Sure enough, there was Bert, standing at the end of a little wharf that jutted out into the lake. He was yelling and waving his hat at them. Stretching behind him was a pretty meadow, and farther on a hill on which sat a farmhouse—Bert’s home, the Comrades felt.
It was with thankful hearts that they turned their canoes in toward the wharf and grasped the hand of their old chum again.
“Gee! but I’m glad to see you fellows up here,” said Bert. “Been looking for you since yesterday,” and he led the way up a broad path toward the house.
CHAPTER VI—GETTING READY FOR THE GAME
The welcome extended the Comrades and Pod by Bert’s parents was cordial in every sense of the word. The big farm was placed at their disposal, and Mrs. Creighton exerted herself to the utmost to provide delicacies that would tempt them, and in this she succeeded beyond her fondest expectations.
It pleased her to see these healthy young fellows eat, and Fleet, especially, was an unending source of delight to her, for when he was not praising her cooking, he was smacking his lips in the keenest enjoyment.
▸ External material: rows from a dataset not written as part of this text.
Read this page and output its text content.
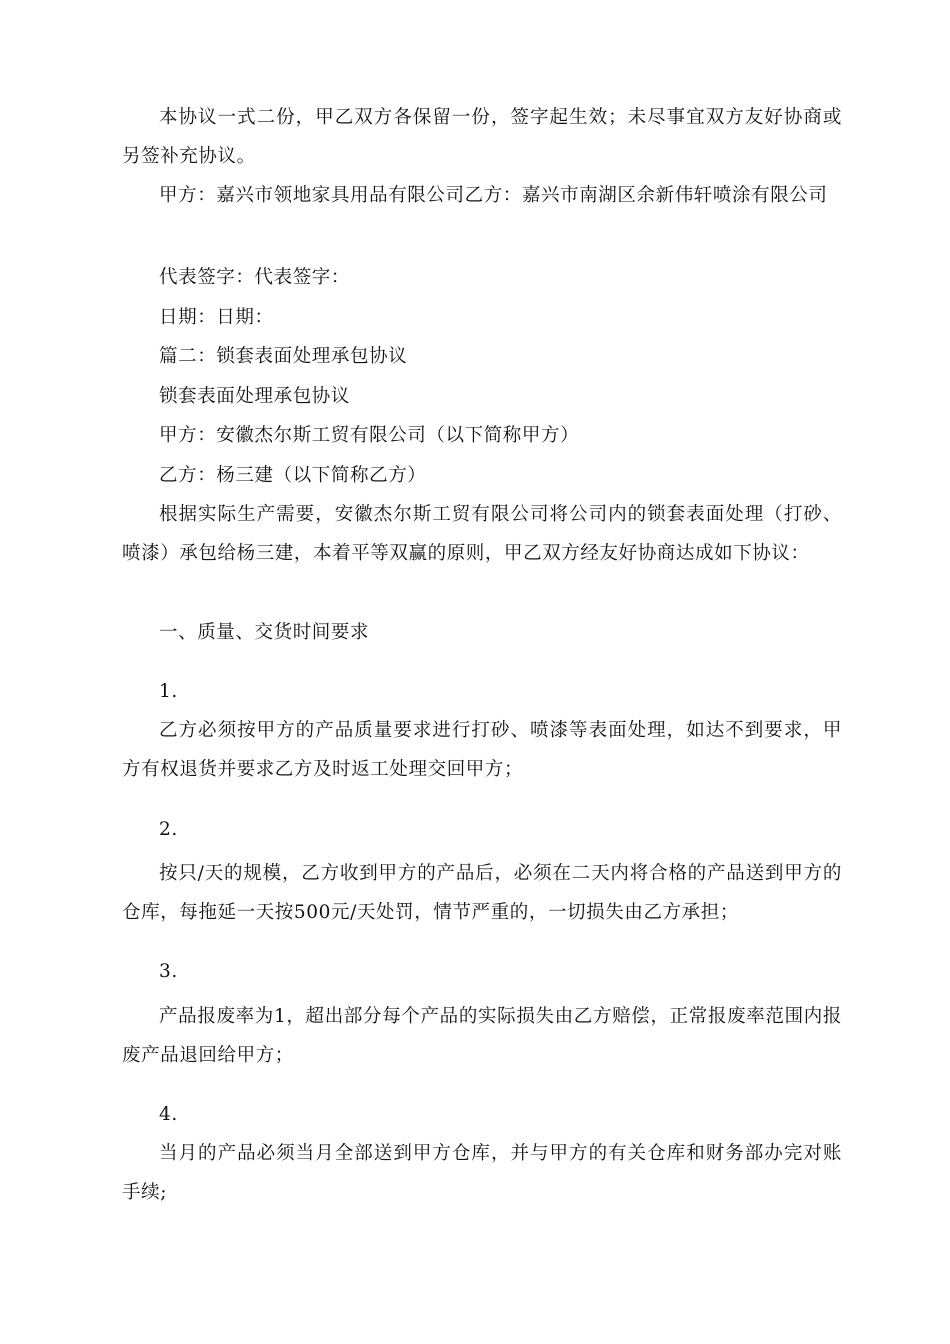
本协议一式二份，甲乙双方各保留一份，签字起生效；未尽事宜双方友好协商或另签补充协议。

甲方：嘉兴市领地家具用品有限公司乙方：嘉兴市南湖区余新伟轩喷涂有限公司

代表签字：代表签字：

日期：日期：

篇二：锁套表面处理承包协议

锁套表面处理承包协议

甲方：安徽杰尔斯工贸有限公司（以下简称甲方）

乙方：杨三建（以下简称乙方）

根据实际生产需要，安徽杰尔斯工贸有限公司将公司内的锁套表面处理（打砂、喷漆）承包给杨三建，本着平等双赢的原则，甲乙双方经友好协商达成如下协议：

一、质量、交货时间要求

1.

乙方必须按甲方的产品质量要求进行打砂、喷漆等表面处理，如达不到要求，甲方有权退货并要求乙方及时返工处理交回甲方；

2.

按只/天的规模，乙方收到甲方的产品后，必须在二天内将合格的产品送到甲方的仓库，每拖延一天按500元/天处罚，情节严重的，一切损失由乙方承担；

3.

产品报废率为1，超出部分每个产品的实际损失由乙方赔偿，正常报废率范围内报废产品退回给甲方；

4.

当月的产品必须当月全部送到甲方仓库，并与甲方的有关仓库和财务部办完对账手续;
By that, it is not meant that Fleet’s table manners were bad; on the contrary, no boy ever paid more attention to the conventions of eating than he, except when camping in the woods, or on some other informal occasion, with only his chums to see him.
The boys slept soundly the first night and arose in the morning to plunge with Bert into the waters of Lake George. Then, after a rub-down that set the blood tingling all through their bodies, they sat down to wheat cakes, maple syrup and coffee, with generous dishes of strawberries and cream on the side.
“You fellows may as well limber up your arms,” said Bert when breakfast was over, and the boys had spent half an hour talking over old times.
“That’s so; Bert promised us a game of baseball,” said Chot. “How about it, Bert?”
“It’s all arranged. Cleverdale has a mighty good team for a country village, and they have agreed to come down to-morrow for a game in our big pasture.”